When the dowager nodded serenely, Maggie snapped, “I’ll have you know, sir, that Scotland is perfectly civilized, more so in many ways than England is!”

James laughed. “You will not convince Ned or Mama of that. I daresay they both believe all Scotland is full of aborigines who gibber at visitors in some sort of foreign tongue.”

“Not
all
Scotland,” the earl said with a smile, “merely the Highlands. No, no,” he added with a sudden, unexpectedly warm look at Maggie, “sheathe your claws, Miss MacDrumin. I promise you, I am jesting. I admit I know little about your Highlanders other than that they can be formidable on the battlefield, but I’ve already learned that many of them are better educated than I thought, and although I intend to remain in Scotland only long enough to see you safely home and look over the estate, I am certain I shall learn much more about them before I return.”

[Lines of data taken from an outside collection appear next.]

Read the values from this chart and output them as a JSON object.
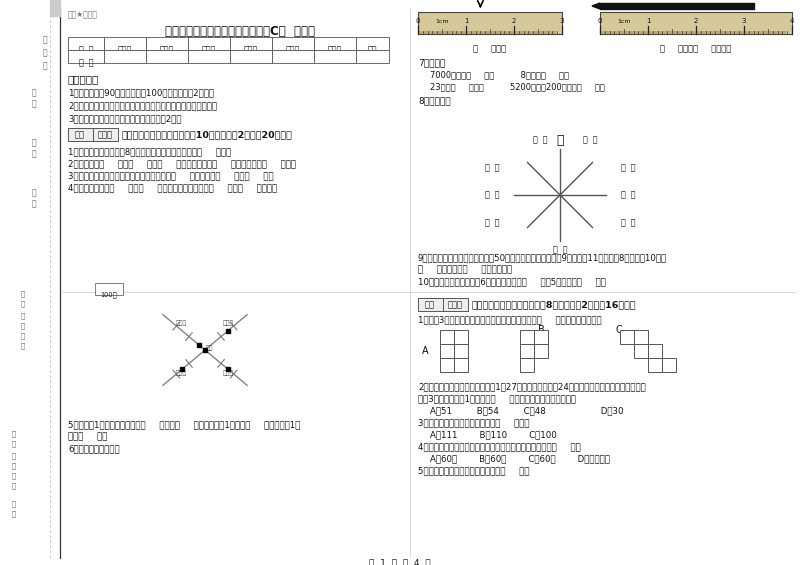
{
  "title": "苏教版三年级数学下学期月考试卷C卷  附解析",
  "watermark": "微微★自用图",
  "table_headers": [
    "题  号",
    "填空题",
    "选择题",
    "判断题",
    "计算题",
    "综合题",
    "应用题",
    "总分"
  ],
  "table_row": [
    "得  分",
    "",
    "",
    "",
    "",
    "",
    "",
    ""
  ],
  "notice_title": "考试须知：",
  "notice_items": [
    "1．考试时间：90分钟，满分为100分（含卷面分2分）。",
    "2．请首先按要求在试卷的指定位置填写您的姓名、班级、学号。",
    "3．不要在试卷上乱写乱画，卷面不整洁扣2分。"
  ],
  "score_box_label": "得分",
  "score_box_label2": "评卷人",
  "section1_title": "一、用心思考，正确填空（共10小题，每题2分，共20分）。",
  "q1": "1．小明从一楼到三楼用8秒，照这样他从一楼到五楼用（     ）秒。",
  "q2": "2．你出生于（     ）年（     ）月（     ）日，那一年是（     ）年，全年有（     ）天。",
  "q3": "3．在进位加法中，不管哪一位上的数相加满（     ），都要向（     ）进（     ）。",
  "q4": "4．小红家在学校（     ）方（     ）米处；小明家在学校（     ）方（     ）米处。",
  "map_scale": "100米",
  "map_node_labels": [
    "小红家",
    "小明家",
    "学校",
    "小红家",
    "小明家"
  ],
  "q5_line1": "5．分针走1小格，秒针正好走（     ），是（     ）秒。分针走1大格是（     ），时针走1大",
  "q5_line2": "格是（     ）。",
  "q6": "6．量出钉子的长度。",
  "ruler1_label": "（     ）毫米",
  "ruler2_label": "（     ）厘米（     ）毫米。",
  "q7_title": "7．换算。",
  "q7_a": "7000千克＝（     ）吨          8千克＝（     ）克",
  "q7_b": "23吨＝（     ）千克          5200千克－200千克＝（     ）吨",
  "q8_title": "8．填一填。",
  "compass_north": "北",
  "q9_line1": "9．体育老师对第一小组同学进行50米跑测试，成绩如下小红9秒，小丽11秒，小明8秒，小军10秒。",
  "q9_line2": "（     ）跑得最快（     ）跑得最慢。",
  "q10": "10．把一根绳子平均分成6份，每份是它的（     ），5份是它的（     ）。",
  "section2_score_label": "得分",
  "section2_score_label2": "评卷人",
  "section2_title": "二、反复比较，慎重选择（共8小题，每题2分，共16分）。",
  "s2_q1_intro": "1．下列3个图形中，每个小正方形都一样大，那么（     ）图形的周长最长。",
  "s2_shape_labels": [
    "A",
    "B",
    "C"
  ],
  "s2_q2_line1": "2．学校开设两个兴趣小组，三（1）27人参加书画小组，24人参加棋艺小组，两个小组都参加",
  "s2_q2_line2": "的有3人，那么三（1）一共有（     ）人参加了书画和棋艺小组。",
  "s2_q2_choices": "A．51         B．54         C．48                    D．30",
  "s2_q3": "3．最大的三位数是最大一位数的（     ）倍。",
  "s2_q3_choices": "A．111        B．110        C．100",
  "s2_q4": "4．时钟从上一个数字到相邻的下一个数字，经过的时间是（     ）。",
  "s2_q4_choices": "A．60秒        B．60分        C．60时        D．无法确定",
  "s2_q5": "5．最小三位数和最大三位数的和是（     ）。",
  "page_footer": "第  1  页  共  4  页",
  "bg_color": "#ffffff",
  "divider_color": "#cccccc",
  "margin_line_color": "#aaaaaa"
}
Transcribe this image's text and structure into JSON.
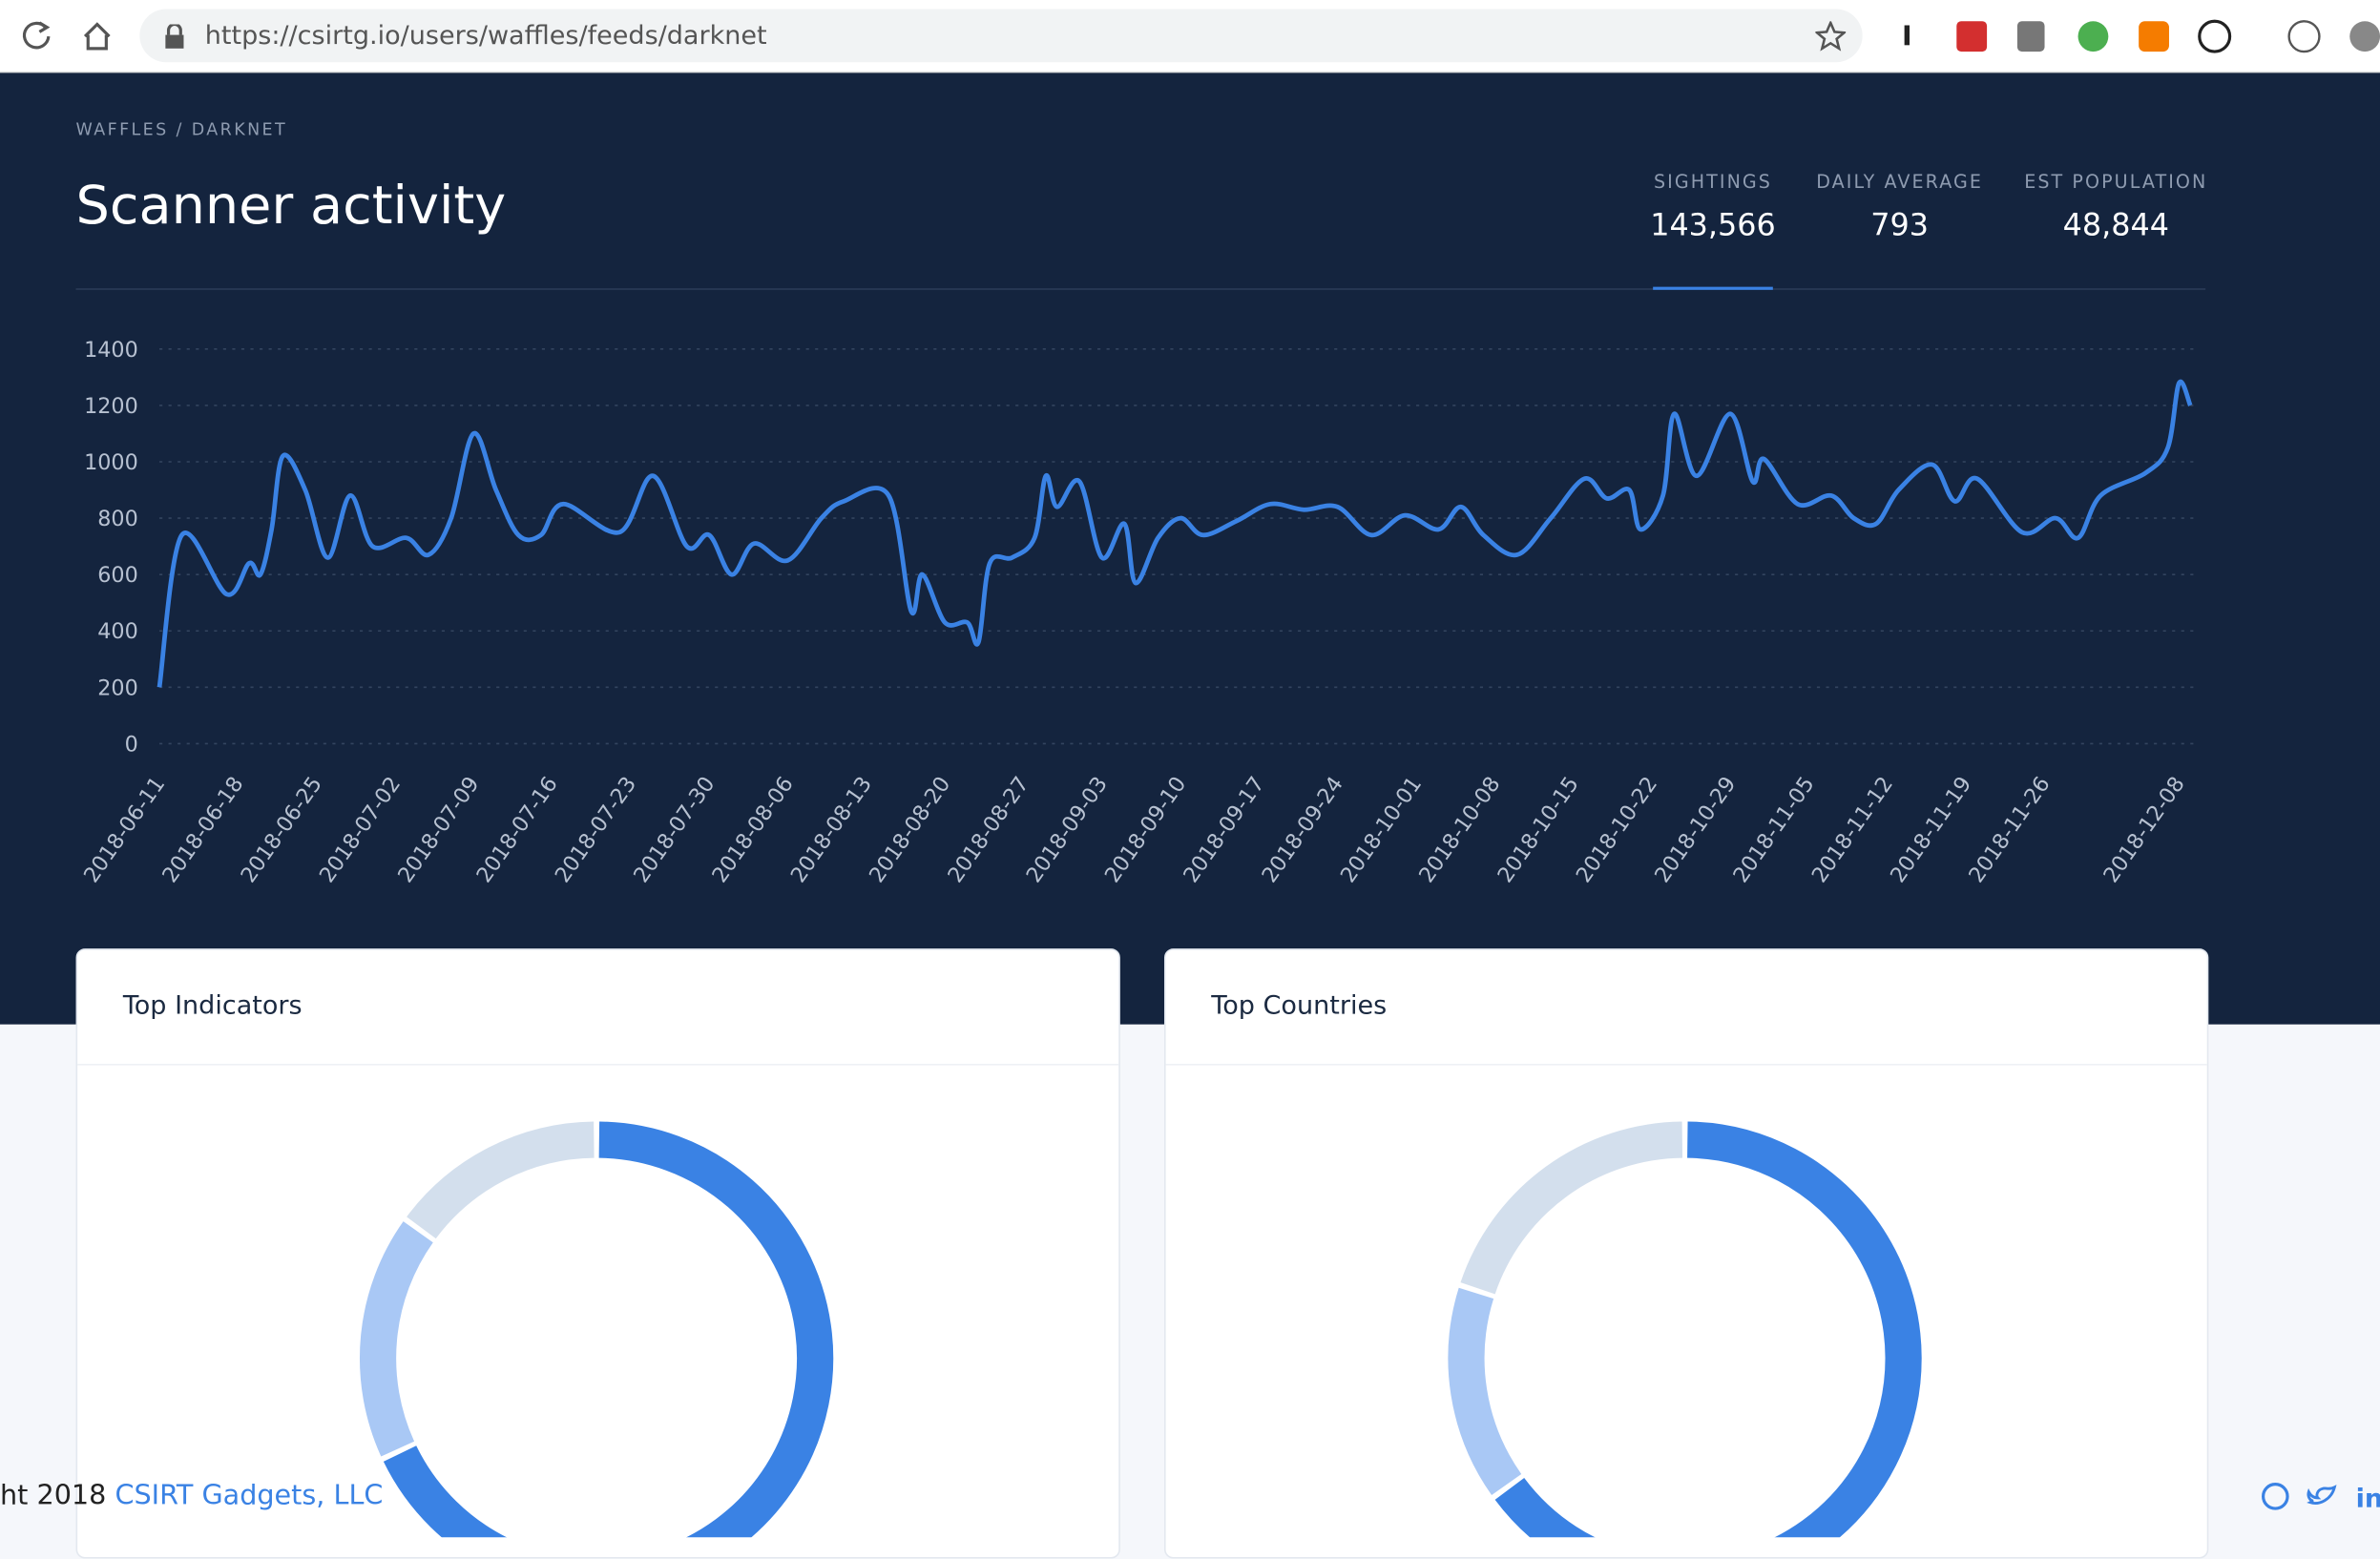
{
  "browser": {
    "url": "https://csirtg.io/users/waffles/feeds/darknet"
  },
  "breadcrumb": "WAFFLES / DARKNET",
  "stats": [
    {
      "label": "SIGHTINGS",
      "value": "143,566"
    },
    {
      "label": "DAILY AVERAGE",
      "value": "793"
    },
    {
      "label": "EST POPULATION",
      "value": "48,844"
    }
  ],
  "footer": {
    "text": "ht 2018",
    "link": "CSIRT Gadgets, LLC"
  },
  "chart_data": [
    {
      "type": "line",
      "title": "Scanner activity",
      "color": "#3a82e4",
      "grid": true,
      "x": [
        "2018-06-11",
        "2018-06-13",
        "2018-06-17",
        "2018-06-19",
        "2018-06-20",
        "2018-06-21",
        "2018-06-22",
        "2018-06-24",
        "2018-06-26",
        "2018-06-28",
        "2018-06-30",
        "2018-07-03",
        "2018-07-05",
        "2018-07-07",
        "2018-07-09",
        "2018-07-11",
        "2018-07-13",
        "2018-07-15",
        "2018-07-17",
        "2018-07-22",
        "2018-07-25",
        "2018-07-28",
        "2018-07-30",
        "2018-08-01",
        "2018-08-03",
        "2018-08-06",
        "2018-08-09",
        "2018-08-11",
        "2018-08-15",
        "2018-08-17",
        "2018-08-18",
        "2018-08-20",
        "2018-08-22",
        "2018-08-23",
        "2018-08-24",
        "2018-08-26",
        "2018-08-28",
        "2018-08-29",
        "2018-08-30",
        "2018-09-01",
        "2018-09-03",
        "2018-09-05",
        "2018-09-06",
        "2018-09-08",
        "2018-09-10",
        "2018-09-12",
        "2018-09-15",
        "2018-09-18",
        "2018-09-21",
        "2018-09-24",
        "2018-09-27",
        "2018-09-30",
        "2018-10-03",
        "2018-10-05",
        "2018-10-07",
        "2018-10-10",
        "2018-10-13",
        "2018-10-16",
        "2018-10-18",
        "2018-10-20",
        "2018-10-21",
        "2018-10-23",
        "2018-10-24",
        "2018-10-26",
        "2018-10-29",
        "2018-10-31",
        "2018-11-01",
        "2018-11-04",
        "2018-11-07",
        "2018-11-09",
        "2018-11-11",
        "2018-11-13",
        "2018-11-16",
        "2018-11-18",
        "2018-11-20",
        "2018-11-24",
        "2018-11-27",
        "2018-11-29",
        "2018-12-01",
        "2018-12-05",
        "2018-12-07",
        "2018-12-08",
        "2018-12-09"
      ],
      "values": [
        200,
        740,
        530,
        640,
        600,
        760,
        1020,
        900,
        660,
        880,
        700,
        730,
        670,
        800,
        1100,
        900,
        740,
        740,
        850,
        750,
        950,
        700,
        740,
        600,
        710,
        650,
        800,
        860,
        880,
        470,
        600,
        430,
        430,
        360,
        640,
        660,
        730,
        950,
        840,
        930,
        660,
        780,
        570,
        730,
        800,
        740,
        790,
        850,
        830,
        840,
        740,
        810,
        760,
        840,
        740,
        670,
        800,
        940,
        870,
        900,
        760,
        880,
        1170,
        950,
        1170,
        930,
        1010,
        850,
        880,
        800,
        780,
        900,
        990,
        860,
        940,
        750,
        800,
        730,
        880,
        960,
        1050,
        1280,
        1200
      ],
      "xlim": [
        "2018-06-11",
        "2018-12-09"
      ],
      "xticks": [
        "2018-06-11",
        "2018-06-18",
        "2018-06-25",
        "2018-07-02",
        "2018-07-09",
        "2018-07-16",
        "2018-07-23",
        "2018-07-30",
        "2018-08-06",
        "2018-08-13",
        "2018-08-20",
        "2018-08-27",
        "2018-09-03",
        "2018-09-10",
        "2018-09-17",
        "2018-09-24",
        "2018-10-01",
        "2018-10-08",
        "2018-10-15",
        "2018-10-22",
        "2018-10-29",
        "2018-11-05",
        "2018-11-12",
        "2018-11-19",
        "2018-11-26",
        "2018-12-08"
      ],
      "ylim": [
        0,
        1400
      ],
      "yticks": [
        0,
        200,
        400,
        600,
        800,
        1000,
        1200,
        1400
      ]
    },
    {
      "type": "pie",
      "title": "Top Indicators",
      "values": [
        68,
        17,
        15
      ],
      "colors": [
        "#3a82e4",
        "#a9c8f5",
        "#d3dfed"
      ]
    },
    {
      "type": "pie",
      "title": "Top Countries",
      "values": [
        65,
        15,
        20
      ],
      "colors": [
        "#3a82e4",
        "#a9c8f5",
        "#d3dfed"
      ]
    }
  ]
}
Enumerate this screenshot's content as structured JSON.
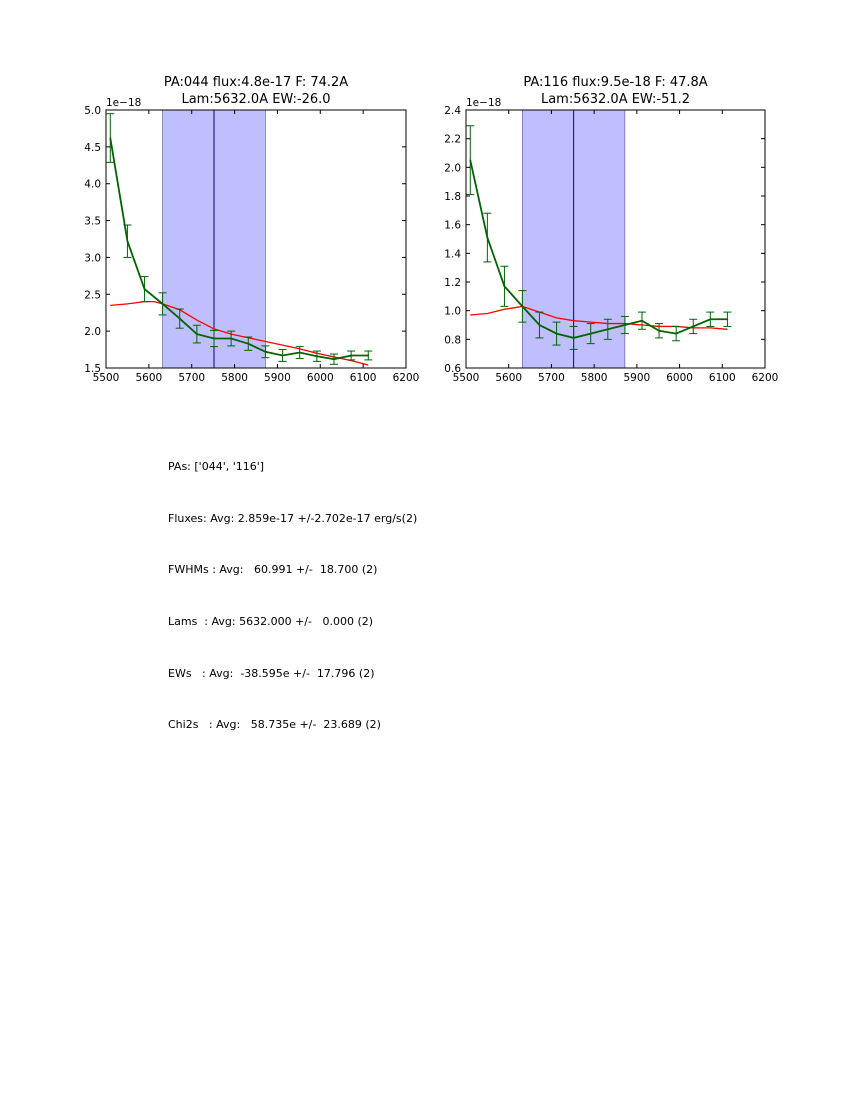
{
  "chart_data": [
    {
      "type": "line",
      "title_line1": "PA:044 flux:4.8e-17 F: 74.2A",
      "title_line2": "Lam:5632.0A EW:-26.0",
      "xlim": [
        5500,
        6200
      ],
      "ylim": [
        1.5,
        5.0
      ],
      "x_ticks": [
        5500,
        5600,
        5700,
        5800,
        5900,
        6000,
        6100,
        6200
      ],
      "y_ticks": [
        1.5,
        2.0,
        2.5,
        3.0,
        3.5,
        4.0,
        4.5,
        5.0
      ],
      "y_tick_labels": [
        "1.5",
        "2.0",
        "2.5",
        "3.0",
        "3.5",
        "4.0",
        "4.5",
        "5.0"
      ],
      "offset_text": "1e−18",
      "span": [
        5632,
        5872
      ],
      "vline": 5752,
      "colors": {
        "data": "#006400",
        "fit": "#ff0000",
        "span": "#8080ff",
        "vline": "#00008b"
      },
      "series": [
        {
          "name": "data",
          "x": [
            5510,
            5550,
            5590,
            5632,
            5672,
            5712,
            5752,
            5792,
            5832,
            5872,
            5912,
            5952,
            5992,
            6032,
            6072,
            6112
          ],
          "y": [
            4.62,
            3.22,
            2.57,
            2.37,
            2.17,
            1.96,
            1.9,
            1.9,
            1.83,
            1.72,
            1.67,
            1.71,
            1.66,
            1.62,
            1.67,
            1.67
          ],
          "err": [
            0.33,
            0.22,
            0.17,
            0.15,
            0.13,
            0.12,
            0.11,
            0.1,
            0.09,
            0.08,
            0.08,
            0.08,
            0.07,
            0.07,
            0.06,
            0.06
          ]
        },
        {
          "name": "fit",
          "x": [
            5510,
            5550,
            5590,
            5612,
            5632,
            5672,
            5712,
            5752,
            5792,
            5832,
            5872,
            5912,
            5952,
            5992,
            6032,
            6072,
            6112
          ],
          "y": [
            2.35,
            2.37,
            2.4,
            2.4,
            2.37,
            2.29,
            2.15,
            2.03,
            1.96,
            1.91,
            1.86,
            1.81,
            1.76,
            1.7,
            1.65,
            1.6,
            1.54
          ]
        }
      ]
    },
    {
      "type": "line",
      "title_line1": "PA:116 flux:9.5e-18 F: 47.8A",
      "title_line2": "Lam:5632.0A EW:-51.2",
      "xlim": [
        5500,
        6200
      ],
      "ylim": [
        0.6,
        2.4
      ],
      "x_ticks": [
        5500,
        5600,
        5700,
        5800,
        5900,
        6000,
        6100,
        6200
      ],
      "y_ticks": [
        0.6,
        0.8,
        1.0,
        1.2,
        1.4,
        1.6,
        1.8,
        2.0,
        2.2,
        2.4
      ],
      "y_tick_labels": [
        "0.6",
        "0.8",
        "1.0",
        "1.2",
        "1.4",
        "1.6",
        "1.8",
        "2.0",
        "2.2",
        "2.4"
      ],
      "offset_text": "1e−18",
      "span": [
        5632,
        5872
      ],
      "vline": 5752,
      "colors": {
        "data": "#006400",
        "fit": "#ff0000",
        "span": "#8080ff",
        "vline": "#00008b"
      },
      "series": [
        {
          "name": "data",
          "x": [
            5510,
            5550,
            5590,
            5632,
            5672,
            5712,
            5752,
            5792,
            5832,
            5872,
            5912,
            5952,
            5992,
            6032,
            6072,
            6112
          ],
          "y": [
            2.05,
            1.51,
            1.17,
            1.03,
            0.9,
            0.84,
            0.81,
            0.84,
            0.87,
            0.9,
            0.93,
            0.86,
            0.84,
            0.89,
            0.94,
            0.94
          ],
          "err": [
            0.24,
            0.17,
            0.14,
            0.11,
            0.09,
            0.08,
            0.08,
            0.07,
            0.07,
            0.06,
            0.06,
            0.05,
            0.05,
            0.05,
            0.05,
            0.05
          ]
        },
        {
          "name": "fit",
          "x": [
            5510,
            5550,
            5590,
            5612,
            5632,
            5672,
            5712,
            5752,
            5792,
            5832,
            5872,
            5912,
            5952,
            5992,
            6032,
            6072,
            6112
          ],
          "y": [
            0.97,
            0.98,
            1.01,
            1.02,
            1.03,
            0.99,
            0.95,
            0.93,
            0.92,
            0.91,
            0.91,
            0.9,
            0.89,
            0.89,
            0.88,
            0.88,
            0.87
          ]
        }
      ]
    }
  ],
  "stats": {
    "pas": "PAs: ['044', '116']",
    "fluxes": "Fluxes: Avg: 2.859e-17 +/-2.702e-17 erg/s(2)",
    "fwhms": "FWHMs : Avg:   60.991 +/-  18.700 (2)",
    "lams": "Lams  : Avg: 5632.000 +/-   0.000 (2)",
    "ews": "EWs   : Avg:  -38.595e +/-  17.796 (2)",
    "chi2s": "Chi2s   : Avg:   58.735e +/-  23.689 (2)"
  }
}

“You know, Ned,” James said thoughtfully, “I believe I’d like to have a look at the Highlands myself. I’ve never so much as set foot in Scotland, you know.” He grinned at Maggie. “My education is sadly lacking, too, but I am certain I can find any number of subjects to paint, and no doubt you will be delighted to set me straight about the numerous misconceptions I must have developed over the course of my misspent life.”